Labyrinth [1986]
Sunday, May 4th, 2008
“You seem like such a nice beast. Well I certainly hope you are what you seem to be.”
I don’t know what it is about this movie. It’s undeniable how perfect an example of “bad” 80s moviemaking it is. It’s obviously comparable to “Alice in Wonderland” (you’ll notice a theme in the next few reviews, incidentally … it is a certain someone’s birthday this weekend, afterall …), not only in the “lost girl” theme but also in the rhymes and riddles she encounters along the way. It’s practically identical to “Wonderland” in fact – but for one detail, Sarah’s brother, the baby … the goal. The whole thing is set up like a video game. The wonder of wonderland, of course, was that Alice had no great reason to be there, it’s very much one thing after another (“Begin at the beginning, and go on till you come to the end: then stop.”)
I guess the goal element comes from “The Wizard of Oz” – Jareth’s (has there ever been a sillier name for a villain? lol) castle as the Emerald City, you see the book (with a lot of other fairytales – not sure if Alice is there though) in Sarah’s room at the start – but it strikes me more as over-dependence on the Joseph Campbell mythology thing that started to dominate screenwriting around the time thanks to Syd Field and hand in hand with high concept and VHS produced hoards of horrors that still have my kneejerk thought on the Eighties as “the worst decade for cinema” even while movies like this always remind me it really wasn’t so bad.

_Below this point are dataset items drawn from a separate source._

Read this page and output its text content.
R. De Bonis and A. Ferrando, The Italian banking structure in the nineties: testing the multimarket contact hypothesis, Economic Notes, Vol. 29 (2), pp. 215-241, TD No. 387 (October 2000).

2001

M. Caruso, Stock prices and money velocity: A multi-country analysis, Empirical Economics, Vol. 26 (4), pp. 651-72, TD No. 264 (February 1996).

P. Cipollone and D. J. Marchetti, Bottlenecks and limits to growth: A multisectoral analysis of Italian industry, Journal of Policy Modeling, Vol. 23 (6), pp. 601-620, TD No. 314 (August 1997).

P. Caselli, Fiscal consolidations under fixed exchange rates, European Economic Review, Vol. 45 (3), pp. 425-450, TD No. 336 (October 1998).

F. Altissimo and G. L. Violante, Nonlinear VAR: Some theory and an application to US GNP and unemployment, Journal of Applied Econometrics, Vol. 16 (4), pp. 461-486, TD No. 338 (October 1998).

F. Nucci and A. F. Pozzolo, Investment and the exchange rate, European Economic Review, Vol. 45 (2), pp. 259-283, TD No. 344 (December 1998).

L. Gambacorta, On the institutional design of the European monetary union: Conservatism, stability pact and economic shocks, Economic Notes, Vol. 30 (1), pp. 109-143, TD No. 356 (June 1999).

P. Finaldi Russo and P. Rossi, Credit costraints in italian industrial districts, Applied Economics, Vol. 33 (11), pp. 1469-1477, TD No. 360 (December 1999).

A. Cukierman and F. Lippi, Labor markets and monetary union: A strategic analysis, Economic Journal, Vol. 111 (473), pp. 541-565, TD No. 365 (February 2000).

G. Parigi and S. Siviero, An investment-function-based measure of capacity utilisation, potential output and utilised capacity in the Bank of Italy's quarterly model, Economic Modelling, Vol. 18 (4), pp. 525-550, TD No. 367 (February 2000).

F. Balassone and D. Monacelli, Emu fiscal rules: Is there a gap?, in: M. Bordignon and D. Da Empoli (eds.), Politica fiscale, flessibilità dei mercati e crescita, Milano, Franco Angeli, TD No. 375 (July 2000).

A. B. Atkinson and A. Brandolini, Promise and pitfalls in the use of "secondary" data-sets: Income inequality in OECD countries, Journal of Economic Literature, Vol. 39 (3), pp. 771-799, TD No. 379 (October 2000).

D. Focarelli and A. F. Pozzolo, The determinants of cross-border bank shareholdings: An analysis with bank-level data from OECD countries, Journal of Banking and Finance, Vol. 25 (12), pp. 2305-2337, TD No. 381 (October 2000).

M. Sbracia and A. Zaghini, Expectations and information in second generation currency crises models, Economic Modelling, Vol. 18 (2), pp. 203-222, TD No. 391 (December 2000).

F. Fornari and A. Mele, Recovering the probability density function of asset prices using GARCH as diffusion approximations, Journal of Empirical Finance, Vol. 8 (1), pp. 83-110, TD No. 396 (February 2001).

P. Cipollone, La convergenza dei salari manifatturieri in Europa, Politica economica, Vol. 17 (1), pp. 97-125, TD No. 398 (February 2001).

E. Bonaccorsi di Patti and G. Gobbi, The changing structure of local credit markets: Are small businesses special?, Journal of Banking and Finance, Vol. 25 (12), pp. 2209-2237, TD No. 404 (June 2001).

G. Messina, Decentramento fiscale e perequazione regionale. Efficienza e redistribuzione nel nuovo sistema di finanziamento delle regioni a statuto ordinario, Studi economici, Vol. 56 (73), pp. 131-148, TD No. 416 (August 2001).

In the end there’s just something mystical about it that defies explanation – if you know and love the movie, you just know what I’m talking about – it’s there when the opening credits music strikes up, in those shots of Jennifer Connolly running through the rain to “Underground”, at the strange diversion of the masked ball where she dresses older and dances with Bowie, and at the end with the upside-down staircases; ironically, somehow it just wouldn’t be the same without the tacky Eighties synth music and hairdos, lol. It makes you feel like a horrible wish like the one Sarah makes at the start – the kind we all half-heartedly make from time to time – really could be granted and turn our world on its head. It’s bizarre and silly and fun, but in the end it’s somehow a lesson that never gets old, perhaps because it never quite gets learned.